Bond Additivity and Persistent Geometric Imprints of Entanglement in Quantum Thermalization

TL;DR

This paper introduces a new framework called multi-bipartition entanglement tomography to analyze the geometric structure of entanglement in quantum many-body systems, revealing a bond-additive law and distinguishing thermalization mechanisms.

Contribution

It presents the bond-additive law and entanglement bond tensions as novel tools for probing entanglement geometry, and applies them to different quantum dynamics to uncover fundamental differences.

Findings

Entanglement entropy decomposes into bulk and geometric contributions.

Hamiltonian thermalized states retain a persistent geometric imprint.

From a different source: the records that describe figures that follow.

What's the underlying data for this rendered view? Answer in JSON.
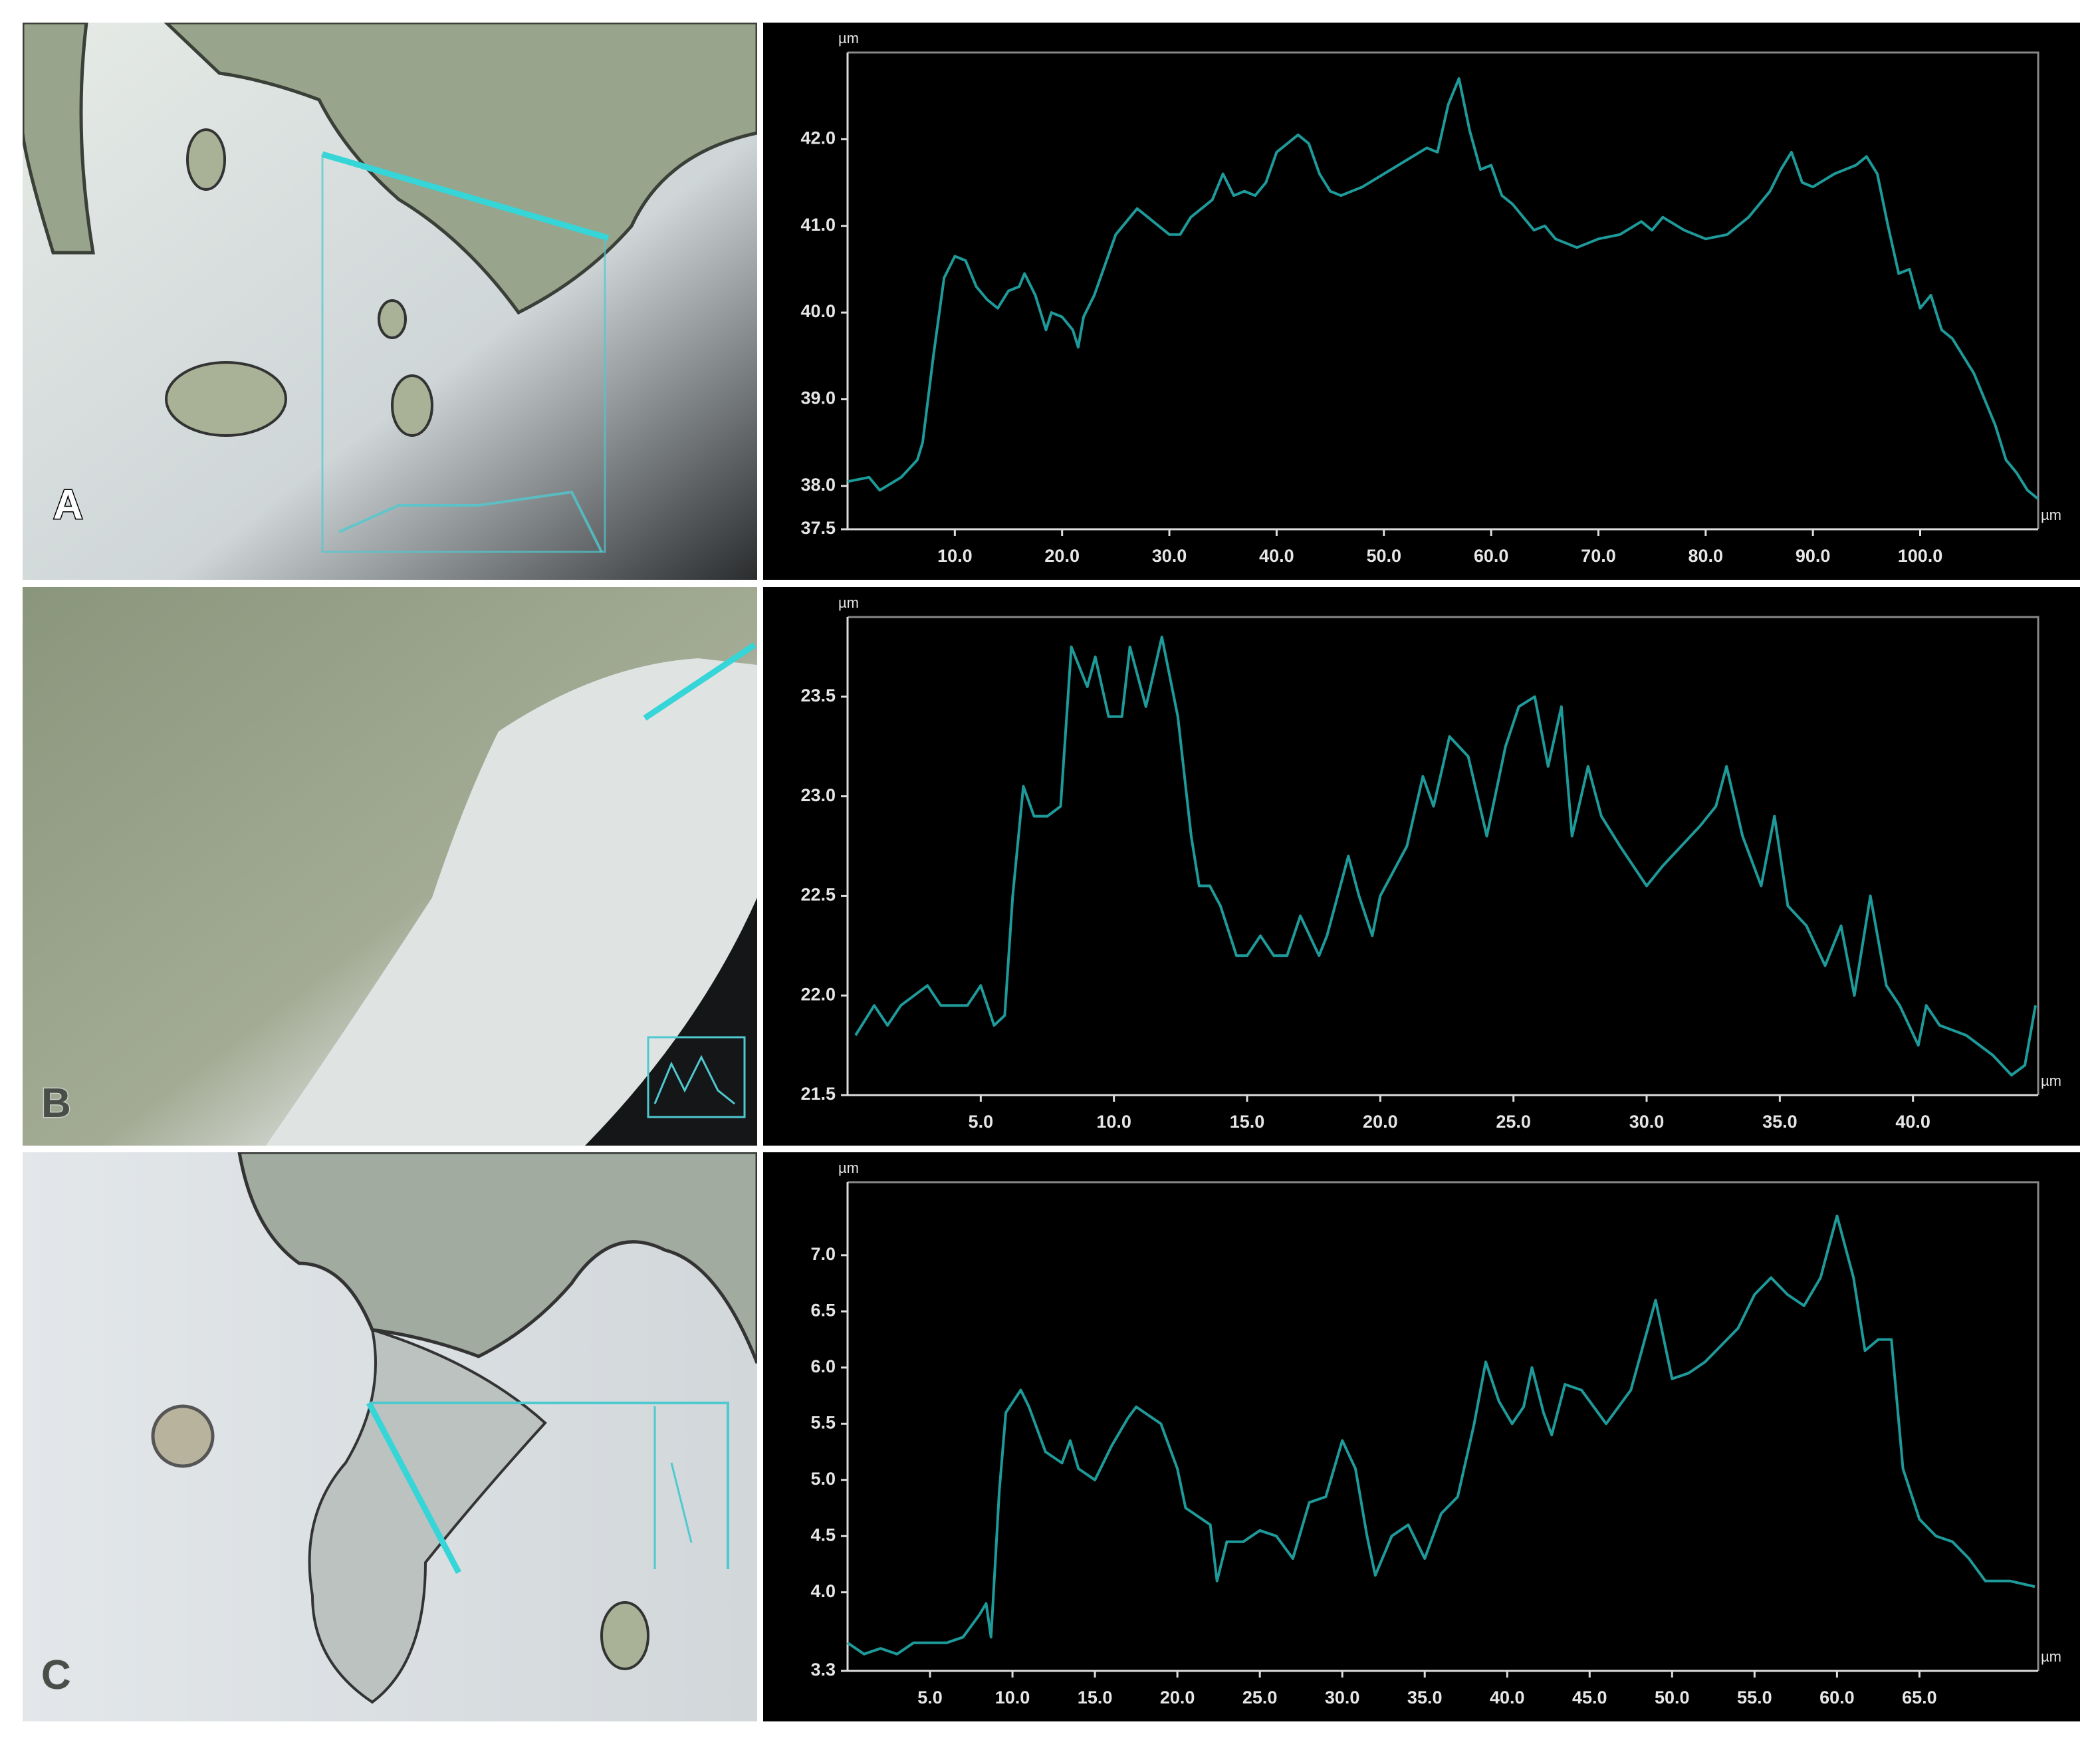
{
  "chart_data": [
    {
      "type": "line",
      "panel": "A",
      "y_label": "µm",
      "x_label": "µm",
      "color": "#1e9a9a",
      "xlim": [
        0,
        111
      ],
      "ylim": [
        37.5,
        43.0
      ],
      "xticks": [
        {
          "value": 10,
          "label": "10.0"
        },
        {
          "value": 20,
          "label": "20.0"
        },
        {
          "value": 30,
          "label": "30.0"
        },
        {
          "value": 40,
          "label": "40.0"
        },
        {
          "value": 50,
          "label": "50.0"
        },
        {
          "value": 60,
          "label": "60.0"
        },
        {
          "value": 70,
          "label": "70.0"
        },
        {
          "value": 80,
          "label": "80.0"
        },
        {
          "value": 90,
          "label": "90.0"
        },
        {
          "value": 100,
          "label": "100.0"
        }
      ],
      "yticks": [
        37.5,
        {
          "value": 38,
          "label": "38.0"
        },
        {
          "value": 39,
          "label": "39.0"
        },
        {
          "value": 40,
          "label": "40.0"
        },
        {
          "value": 41,
          "label": "41.0"
        },
        {
          "value": 42,
          "label": "42.0"
        }
      ],
      "x": [
        0,
        2,
        3,
        5,
        6.5,
        7,
        8,
        9,
        10,
        11,
        12,
        13,
        14,
        15,
        16,
        16.5,
        17.5,
        18.5,
        19,
        20,
        21,
        21.5,
        22,
        23,
        25,
        27,
        28,
        30,
        31,
        32,
        34,
        35,
        36,
        37,
        38,
        39,
        40,
        42,
        43,
        44,
        45,
        46,
        48,
        50,
        52,
        54,
        55,
        56,
        57,
        58,
        59,
        60,
        61,
        62,
        63,
        64,
        65,
        66,
        68,
        70,
        72,
        74,
        75,
        76,
        78,
        80,
        82,
        84,
        86,
        87,
        88,
        89,
        90,
        92,
        94,
        95,
        96,
        97,
        98,
        99,
        100,
        101,
        102,
        103,
        105,
        107,
        108,
        109,
        110,
        111
      ],
      "values": [
        38.05,
        38.1,
        37.95,
        38.1,
        38.3,
        38.5,
        39.5,
        40.4,
        40.65,
        40.6,
        40.3,
        40.15,
        40.05,
        40.25,
        40.3,
        40.45,
        40.2,
        39.8,
        40.0,
        39.95,
        39.8,
        39.6,
        39.95,
        40.2,
        40.9,
        41.2,
        41.1,
        40.9,
        40.9,
        41.1,
        41.3,
        41.6,
        41.35,
        41.4,
        41.35,
        41.5,
        41.85,
        42.05,
        41.95,
        41.6,
        41.4,
        41.35,
        41.45,
        41.6,
        41.75,
        41.9,
        41.85,
        42.4,
        42.7,
        42.1,
        41.65,
        41.7,
        41.35,
        41.25,
        41.1,
        40.95,
        41.0,
        40.85,
        40.75,
        40.85,
        40.9,
        41.05,
        40.95,
        41.1,
        40.95,
        40.85,
        40.9,
        41.1,
        41.4,
        41.65,
        41.85,
        41.5,
        41.45,
        41.6,
        41.7,
        41.8,
        41.6,
        41.0,
        40.45,
        40.5,
        40.05,
        40.2,
        39.8,
        39.7,
        39.3,
        38.7,
        38.3,
        38.15,
        37.95,
        37.85
      ]
    },
    {
      "type": "line",
      "panel": "B",
      "y_label": "µm",
      "x_label": "µm",
      "color": "#1e9a9a",
      "xlim": [
        0,
        44.7
      ],
      "ylim": [
        21.5,
        23.9
      ],
      "xticks": [
        {
          "value": 5,
          "label": "5.0"
        },
        {
          "value": 10,
          "label": "10.0"
        },
        {
          "value": 15,
          "label": "15.0"
        },
        {
          "value": 20,
          "label": "20.0"
        },
        {
          "value": 25,
          "label": "25.0"
        },
        {
          "value": 30,
          "label": "30.0"
        },
        {
          "value": 35,
          "label": "35.0"
        },
        {
          "value": 40,
          "label": "40.0"
        }
      ],
      "yticks": [
        21.5,
        {
          "value": 22,
          "label": "22.0"
        },
        22.5,
        {
          "value": 23,
          "label": "23.0"
        },
        23.5
      ],
      "x": [
        0.3,
        1,
        1.5,
        2,
        3,
        3.5,
        4.5,
        5,
        5.5,
        5.9,
        6.2,
        6.6,
        7,
        7.5,
        8,
        8.4,
        9,
        9.3,
        9.8,
        10.3,
        10.6,
        11.2,
        11.8,
        12.4,
        12.9,
        13.2,
        13.6,
        14,
        14.6,
        15,
        15.5,
        16,
        16.5,
        17,
        17.7,
        18,
        18.8,
        19.2,
        19.7,
        20,
        21,
        21.6,
        22,
        22.6,
        23.3,
        24,
        24.7,
        25.2,
        25.8,
        26.3,
        26.8,
        27.2,
        27.8,
        28.3,
        29,
        30,
        30.6,
        31.3,
        32,
        32.6,
        33,
        33.6,
        34.3,
        34.8,
        35.3,
        36,
        36.7,
        37.3,
        37.8,
        38.4,
        39,
        39.5,
        40.2,
        40.5,
        41,
        42,
        43,
        43.7,
        44.2,
        44.6
      ],
      "values": [
        21.8,
        21.95,
        21.85,
        21.95,
        22.05,
        21.95,
        21.95,
        22.05,
        21.85,
        21.9,
        22.5,
        23.05,
        22.9,
        22.9,
        22.95,
        23.75,
        23.55,
        23.7,
        23.4,
        23.4,
        23.75,
        23.45,
        23.8,
        23.4,
        22.8,
        22.55,
        22.55,
        22.45,
        22.2,
        22.2,
        22.3,
        22.2,
        22.2,
        22.4,
        22.2,
        22.3,
        22.7,
        22.5,
        22.3,
        22.5,
        22.75,
        23.1,
        22.95,
        23.3,
        23.2,
        22.8,
        23.25,
        23.45,
        23.5,
        23.15,
        23.45,
        22.8,
        23.15,
        22.9,
        22.75,
        22.55,
        22.65,
        22.75,
        22.85,
        22.95,
        23.15,
        22.8,
        22.55,
        22.9,
        22.45,
        22.35,
        22.15,
        22.35,
        22.0,
        22.5,
        22.05,
        21.95,
        21.75,
        21.95,
        21.85,
        21.8,
        21.7,
        21.6,
        21.65,
        21.95
      ]
    },
    {
      "type": "line",
      "panel": "C",
      "y_label": "µm",
      "x_label": "µm",
      "color": "#1e9a9a",
      "xlim": [
        0,
        72.2
      ],
      "ylim": [
        3.3,
        7.65
      ],
      "xticks": [
        {
          "value": 5,
          "label": "5.0"
        },
        {
          "value": 10,
          "label": "10.0"
        },
        {
          "value": 15,
          "label": "15.0"
        },
        {
          "value": 20,
          "label": "20.0"
        },
        {
          "value": 25,
          "label": "25.0"
        },
        {
          "value": 30,
          "label": "30.0"
        },
        {
          "value": 35,
          "label": "35.0"
        },
        {
          "value": 40,
          "label": "40.0"
        },
        {
          "value": 45,
          "label": "45.0"
        },
        {
          "value": 50,
          "label": "50.0"
        },
        {
          "value": 55,
          "label": "55.0"
        },
        {
          "value": 60,
          "label": "60.0"
        },
        {
          "value": 65,
          "label": "65.0"
        }
      ],
      "yticks": [
        3.3,
        {
          "value": 4,
          "label": "4.0"
        },
        4.5,
        {
          "value": 5,
          "label": "5.0"
        },
        5.5,
        {
          "value": 6,
          "label": "6.0"
        },
        6.5,
        {
          "value": 7,
          "label": "7.0"
        }
      ],
      "x": [
        0,
        1,
        2,
        3,
        4,
        5,
        6,
        7,
        8,
        8.4,
        8.7,
        9.2,
        9.6,
        10.5,
        11,
        12,
        13,
        13.5,
        14,
        15,
        16,
        17,
        17.5,
        18,
        19,
        20,
        20.5,
        21,
        22,
        22.4,
        23,
        24,
        25,
        26,
        27,
        28,
        29,
        30,
        30.8,
        31.5,
        32,
        33,
        34,
        35,
        36,
        37,
        38,
        38.7,
        39.5,
        40.3,
        41,
        41.5,
        42.2,
        42.7,
        43.5,
        44.5,
        46,
        47.5,
        49,
        50,
        51,
        52,
        53,
        54,
        55,
        56,
        57,
        58,
        59,
        60,
        61,
        61.7,
        62.5,
        63.3,
        64,
        65,
        66,
        67,
        68,
        69,
        70.5,
        72
      ],
      "values": [
        3.55,
        3.45,
        3.5,
        3.45,
        3.55,
        3.55,
        3.55,
        3.6,
        3.8,
        3.9,
        3.6,
        4.9,
        5.6,
        5.8,
        5.65,
        5.25,
        5.15,
        5.35,
        5.1,
        5.0,
        5.3,
        5.55,
        5.65,
        5.6,
        5.5,
        5.1,
        4.75,
        4.7,
        4.6,
        4.1,
        4.45,
        4.45,
        4.55,
        4.5,
        4.3,
        4.8,
        4.85,
        5.35,
        5.1,
        4.5,
        4.15,
        4.5,
        4.6,
        4.3,
        4.7,
        4.85,
        5.5,
        6.05,
        5.7,
        5.5,
        5.65,
        6.0,
        5.6,
        5.4,
        5.85,
        5.8,
        5.5,
        5.8,
        6.6,
        5.9,
        5.95,
        6.05,
        6.2,
        6.35,
        6.65,
        6.8,
        6.65,
        6.55,
        6.8,
        7.35,
        6.8,
        6.15,
        6.25,
        6.25,
        5.1,
        4.65,
        4.5,
        4.45,
        4.3,
        4.1,
        4.1,
        4.05
      ]
    }
  ]
}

Random circuits and Floquet dynamics erase the geometric structure.

Abstract

Characterizing the intricate structure of entanglement in quantum many-body systems remains a central challenge, as standard measures often obscure underlying geometric details. In this Letter, we introduce a powerful framework, termed multi-bipartition entanglement tomography, which probes the fine structure of entanglement across an exhaustive ensemble of distinct bipartitions. Our cornerstone is the discovery of a ``bond-additive law'', which reveals that the entanglement entropy can be precisely decomposed into a bulk volume-law baseline plus a geometric correction formed by a sum of local contributions from crossed bonds of varying ranges. This law distills complex entanglement landscapes into a concise set of entanglement bond tensions $\{\omega_j\}$, serving as a quantitative fingerprint of interaction locality. By applying this tomography to Hamiltonian dynamics, random quantum circuits, and Floquet dynamics, we resolve a fundamental distinction between thermalization mechanisms: Hamiltonian thermalized states retain a persistent geometric imprint characterized by a significantly non-zero $\omega_1$, while this structure is completely erased in random quantum circuit and Floquet dynamics. Our work establishes multi-bipartition entanglement tomography as a versatile toolbox for the geometric structure of quantum information in many-body systems.